The paper "Cloning a Conversational Voice AI Agent from Call Recording Datasets for Telesales" (2509.04871) outlines a systematic approach to developing an AI voice agent capable of handling telesales through the analysis of call transcripts. It leverages recent advancements in speech and LLMs to automate routine interactions, thereby aiming to reduce labor costs and enhance efficiency. Primarily, the methodology focuses on transforming recorded conversations into a structured prompt that guides an AI agent—here referred to as the Agent Playbook—by distilling essential conversational strategies employed by adept human agents.

Methodology

The approach consists of a dual-pipeline system, dividing into knowledge extraction from call recordings and deploying the learned behaviors into real-time conversations. The cloning system encompasses sampling, ranking, and transforming high-quality call interactions into a comprehensive system prompt.

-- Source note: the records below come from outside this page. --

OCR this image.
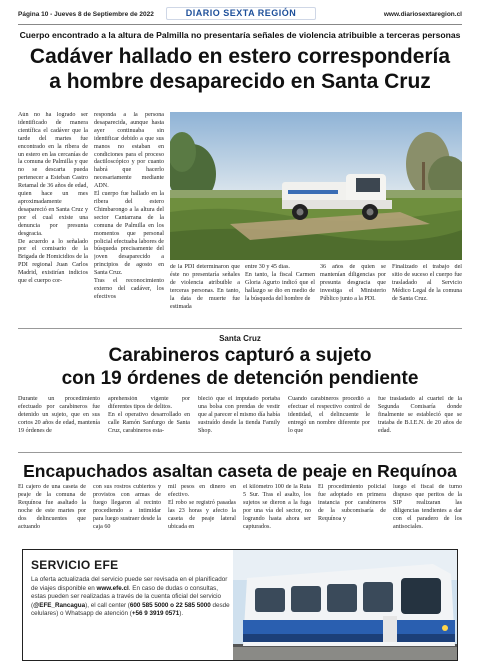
Página 10 - Jueves 8 de Septiembre de 2022	DIARIO SEXTA REGIÓN	www.diariosextaregion.cl
Cuerpo encontrado a la altura de Palmilla no presentaría señales de violencia atribuible a terceras personas
Cadáver hallado en estero correspondería
a hombre desaparecido en Santa Cruz
Aún no ha logrado ser identificado de manera científica el cadáver que la tarde del martes fue encontrado en la ribera de un estero en las cercanías de la comuna de Palmilla y que no se descarta pueda pertenecer a Esteban Castro Retamal de 36 años de edad, quien hace un mes aproximadamente desapareció en Santa Cruz y por el cual existe una denuncia por presunta desgracia.
De acuerdo a lo señalado por el comisario de la Brigada de Homicidios de la PDI regional Juan Carlos Madrid, existirían indicios que el cuerpo cor-
responda a la persona desaparecida, aunque hasta ayer continuaba sin identificar debido a que sus manos no estaban en condiciones para el proceso dactiloscópico y por cuanto habrá que hacerlo necesariamente mediante ADN.
El cuerpo fue hallado en la ribera del estero Chimbarongo a la altura del sector Cantarrana de la comuna de Palmilla en los momentos que personal policial efectuaba labores de búsqueda precisamente del joven desaparecido a principios de agosto en Santa Cruz.
Tras el reconocimiento externo del cadáver, los efectivos
de la PDI determinaron que éste no presentaría señales de violencia atribuible a terceras personas. En tanto, la data de muerte fue estimada
entre 30 y 45 días.
En tanto, la fiscal Carmen Gloria Agurto indicó que el hallazgo se dio en medio de la búsqueda del hombre de
36 años de quien se mantenían diligencias por presunta desgracia que investiga el Ministerio Público junto a la PDI.
Finalizado el trabajo del sitio de suceso el cuerpo fue trasladado al Servicio Médico Legal de la comuna de Santa Cruz.
Santa Cruz
Carabineros capturó a sujeto
con 19 órdenes de detención pendiente
Durante un procedimiento efectuado por carabineros fue detenido un sujeto, que en sus cortos 20 años de edad, mantenía 19 órdenes de
aprehensión vigente por diferentes tipos de delitos.
En el operativo desarrollado en calle Ramón Sanfurgo de Santa Cruz, carabineros esta-
bleció que el imputado portaba una bolsa con prendas de vestir que al parecer el mismo día había sustraído desde la tienda Family Shop.
Cuando carabineros procedió a efectuar el respectivo control de identidad, el delincuente le entregó un nombre diferente por lo que
fue trasladado al cuartel de la Segunda Comisaría donde finalmente se estableció que se trataba de B.I.E.N. de 20 años de edad.
Encapuchados asaltan caseta de peaje en Requínoa
El cajero de una caseta de peaje de la comuna de Requínoa fue asaltado la noche de este martes por dos delincuentes que actuando
con sus rostros cubiertos y provistos con armas de fuego llegaron al recinto procediendo a intimidar para luego sustraer desde la caja 60
mil pesos en dinero en efectivo.
El robo se registró pasadas las 23 horas y afecto la caseta de peaje lateral ubicada en
el kilómetro 100 de la Ruta 5 Sur. Tras el asalto, los sujetos se dieron a la fuga por una vía del sector, no logrando hasta ahora ser capturados.
El procedimiento policial fue adoptado en primera instancia por carabineros de la subcomisaría de Requínoa y
luego el fiscal de turno dispuso que peritos de la SIP realizaran las diligencias tendientes a dar con el paradero de los antisociales.
SERVICIO EFE
La oferta actualizada del servicio puede ser revisada en el planificador de viajes disponible en www.efe.cl. En caso de dudas o consultas, estas pueden ser realizadas a través de la cuenta oficial del servicio (@EFE_Rancagua), el call center (600 585 5000 o 22 585 5000 desde celulares) o Whatsapp de atención (+56 9 3919 0571).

This prompt encapsulates the agent’s identity, persona, strategies for objection handling, and product information, thereby serving as a blueprint for AI to mimic effective sales strategies.

Figure 1: Overview of the cloning system. Call recordings are sampled and ranked to identify high-quality examples. Knowledge is extracted and organized by topic into a manual, while representative dialogues are drafted. These artifacts are then composed into a system prompt that defines the agent’s role, persona, and conversation strategy called the Agent Playbook.

The inference system utilizes the Gemini Live API to facilitate real-time dialogue generation, enabling seamless integration of speech recognition and synthesis.

Evaluation

The AI agent’s performance was rigorously tested against human agents using a carefully formulated rubric across multiple scenarios. This evaluation involved assessing the agent’s ability to perform tasks related to introduction, product communication, objection handling, and closing. The initial results indicated that the AI was competent in routine aspects, matching human agents in certain criteria while lagging in objection handling and persuasive skills.

Figure 2: Initial evaluation results comparing the AI agent to human agents. Scores are averaged across seven evaluators for each scenario. The AI (blue) approaches human performance (grey) in introduction and product communication but underperforms in objection handling and closing in more challenging scenarios. Error bars indicate standard deviation.

Improvements and Results

Upon analysis, the prompt was refined to address identified weaknesses. This involved clarifying objectives, adjusting the language to focus on crucial conversational aspects, and enhancing the examples provided in the prompt. Subsequent evaluations showed significant improvement in objection handling and the AI’s ability to guide conversations towards closing.

Figure 3: Evaluation results after prompt optimization and fine-tuning (AI agent V2). The AI’s scores (green) show marked improvement, particularly in objection handling and salesmanship, closing much of the gap to the human benchmarks.

Conclusion

The research demonstrates the feasibility of developing an effective AI telesales agent via targeted prompt engineering and strategic fine-tuning, without extensive training from scratch. Although the agent excels in routine interactions, challenges remain in matching human proficiency in complex conversation dynamics. The study suggests that AI voice agents should supplement human agents rather than fully replace them, ensuring that the human element remains integral to customer interactions. Future research directions include large-scale simulations, integrating retrieval-augmented generation, and considering emotional responsiveness of the AI to enhance its effectiveness further.